The wealth of America is that we have developed fantastically successful economic institutions. Those institutions are not zero sum. No one has suggested we should have limited America’s natural population growth because with 300 million people there are fewer benefits of our institutions of property rights to go around. It’s the same thing with migration.

That’s it, we need a policy like China’s, since it worked so well for them! Let’s start killing babies at random! People: It’s not a mouth, its a mind, and a soul.

The differences in well-being between people born in poor countries and people born in rich countries are orders of magnitude larger than differences between the genders within those countries. But books written about gender probably outnumber books written about this point by 100 to 1.

Cosmo is so never going to publish this…

The thrust of my book is, let’s look for politically acceptable mechanisms with which to make incremental changes that are feasible now. If we wait for the grand shift to happen, we’ll be waiting forever.

Ah, my greatest failing! But look, he would have no argument at all if he were not capable of articulating and making a strong argument for the ideal!!!

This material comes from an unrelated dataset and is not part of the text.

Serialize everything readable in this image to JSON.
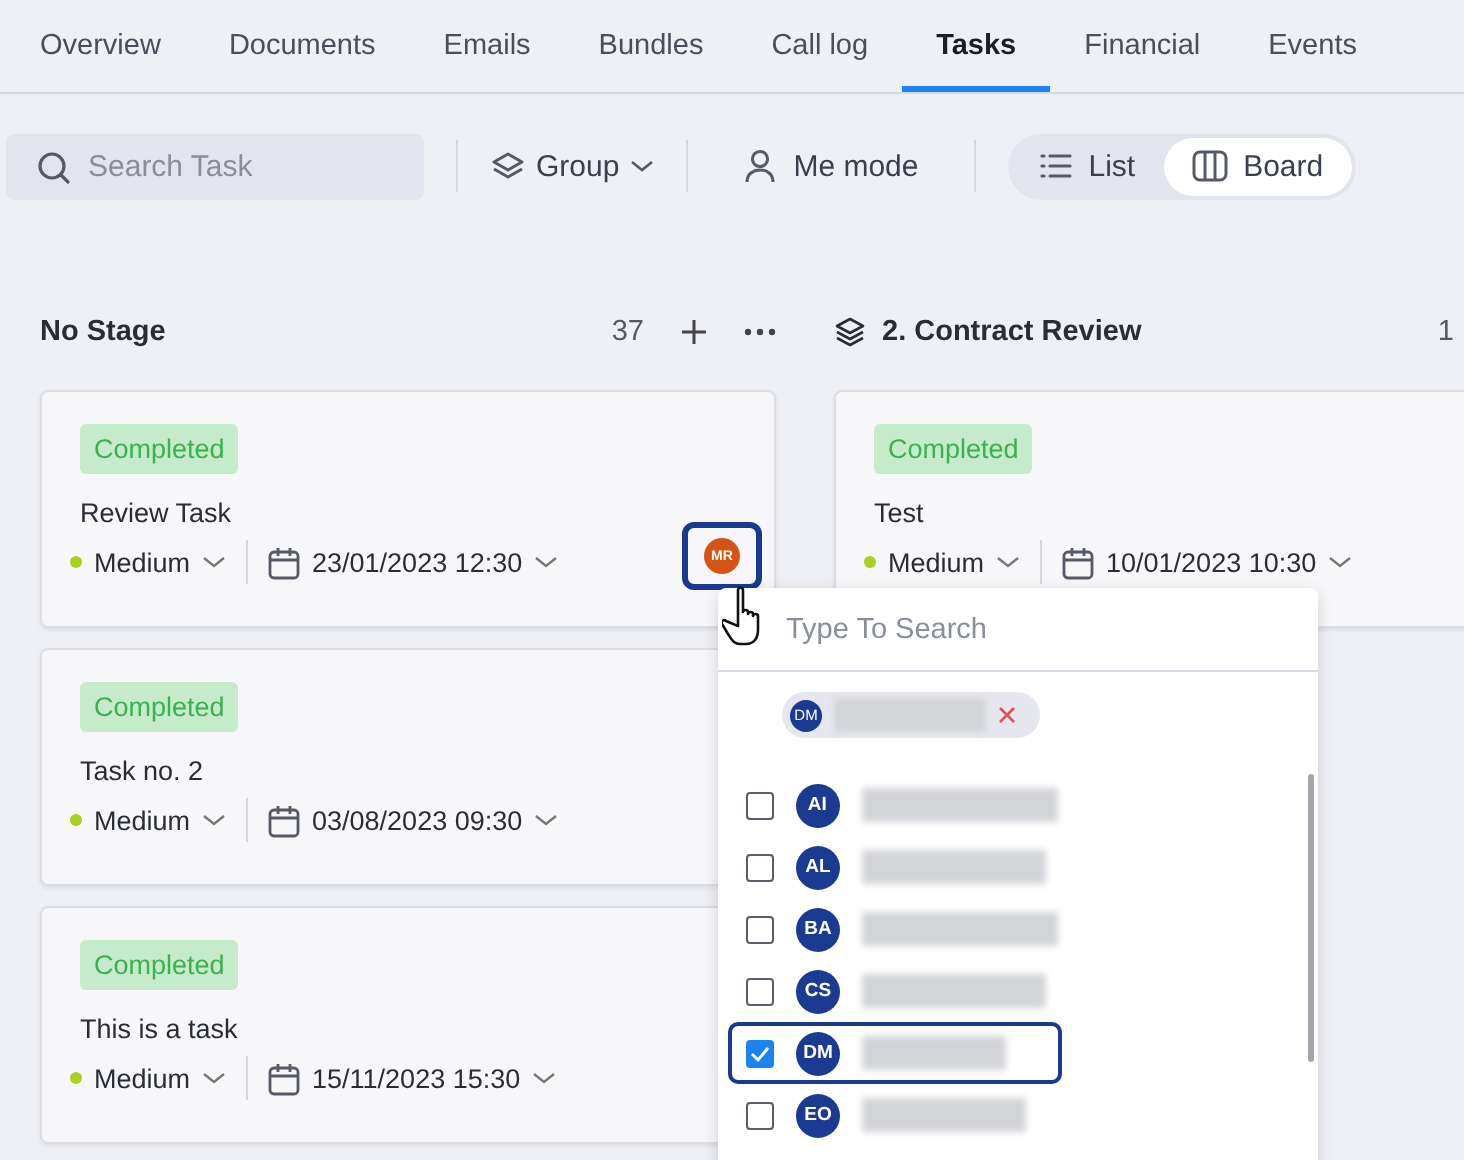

What it means to be an American is to be open to migration. Being an American is an open idea, not a closed idea. It’s not a blood relationship. The idea of being American is an idea of being open to people from other places coming and making a contribution. I think we’ve lost sight of that.

These really are strictly monotheistic values. The Jews always accepted converts, as did the Muslims and the Christians. Pagans are not interested in tearing down walls, but in building them. As the state grows, our culture becomes more pagan. As the church turns to the state to accomplish its mandate it eats food sacrificed to idols.

Given the things that democratic egalitarian societies have been willing to stomach, in both recent and current history, I find it difficult to believe that the hardest of all moral things they would have to do is get tough enough to have a guest worker program. Not to criticize America—which I love; I’m an American—but to say that a country that had Jim Crow laws in my lifetime doesn’t have the stomach to have a guest worker program? It seems pretty inconceivable to me.

Be optimistic!

You’d be doing something tough that is in the interest of enormously greater global justice. We have found the stomach to do morally reprehensible things without any greater interest of global justice. We’re willing to put millions and millions of young African Americans behind bars for drug offenses.

Oooh, a dig on drug laws!

You can’t enforce the border at the border. You have to enforce the border behind the border. And you can’t enforce the border behind the border unless citizens believe the enforcement’s fair. If people become convinced that sending pregnant temporary workers home is a necessary part of a fair and legitimate system of migration, we’ll be willing to do it. If we don’t think the system we’ve created is fair and legitimate, we won’t be willing to enforce it. The conundrum we’ve backed ourselves into is that we have a system that no one thinks is fair or legitimate.

It’s not about enforcing the law, it is about making the law just.

I am so looking forward to years and years of reading great stuff like this, and to more openness in trade and migration.